Mexican footballer (born 1997)

Carlos Eduardo Herrera Lepe (born 12 September 1997) is a Mexican professional footballer who plays as a goalkeeper for Detroit City in the USL Championship.

== Career ==
=== College career ===
Herrera started his college career at Iowa Western Community College, transferring after two years to Texas A&M International University.

While in college Herrera played for NPSL clubs Little Rock Rangers and Laredo Heat.

=== Monterey Bay ===
Seeking his first professional contract, Herrera trialed with Monterey Bay before the start of their inaugural season, but ultimately wasn't signed.

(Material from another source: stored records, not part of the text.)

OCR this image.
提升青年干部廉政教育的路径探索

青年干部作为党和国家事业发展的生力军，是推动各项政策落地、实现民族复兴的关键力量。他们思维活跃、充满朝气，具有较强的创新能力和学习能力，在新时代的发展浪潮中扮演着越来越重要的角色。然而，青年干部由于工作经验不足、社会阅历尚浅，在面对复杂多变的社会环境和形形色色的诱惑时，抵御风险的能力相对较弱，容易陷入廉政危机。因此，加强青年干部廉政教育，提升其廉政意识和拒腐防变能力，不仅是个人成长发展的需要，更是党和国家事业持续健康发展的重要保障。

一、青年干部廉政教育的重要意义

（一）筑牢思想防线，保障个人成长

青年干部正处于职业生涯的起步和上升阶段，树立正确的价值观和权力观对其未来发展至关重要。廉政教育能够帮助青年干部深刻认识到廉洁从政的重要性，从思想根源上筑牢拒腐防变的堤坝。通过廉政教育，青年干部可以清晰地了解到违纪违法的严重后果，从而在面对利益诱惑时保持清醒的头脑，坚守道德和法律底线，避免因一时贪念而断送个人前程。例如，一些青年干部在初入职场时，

However, after Union goalkeeper Rafael Díaz suffered an injury, Monterey Bay signed Herrera to a 25-day contract on 14 April 2022. His contract was extended through the remainder of the season on 6 May 2022. The very next day Herrera would make his first professional appearance, starting in the club's first-ever home match on 7 May 2022. Herrera would lead the team to a 1–0 win over Las Vegas Lights, Monterey Bay's first shutout in club history. In the spring of 2023 Herrera became an assistant coach for Monterey Bay's pre-professional side Monterey Bay F.C. 2, which plays in USL League Two. Following the 2024 season, Monterey declined to pick up his contract option and he became a free agent.

===Detroit CIty===
Herrera signed a two-year deal with Detroit City FC ahead of their upcoming 2025 season.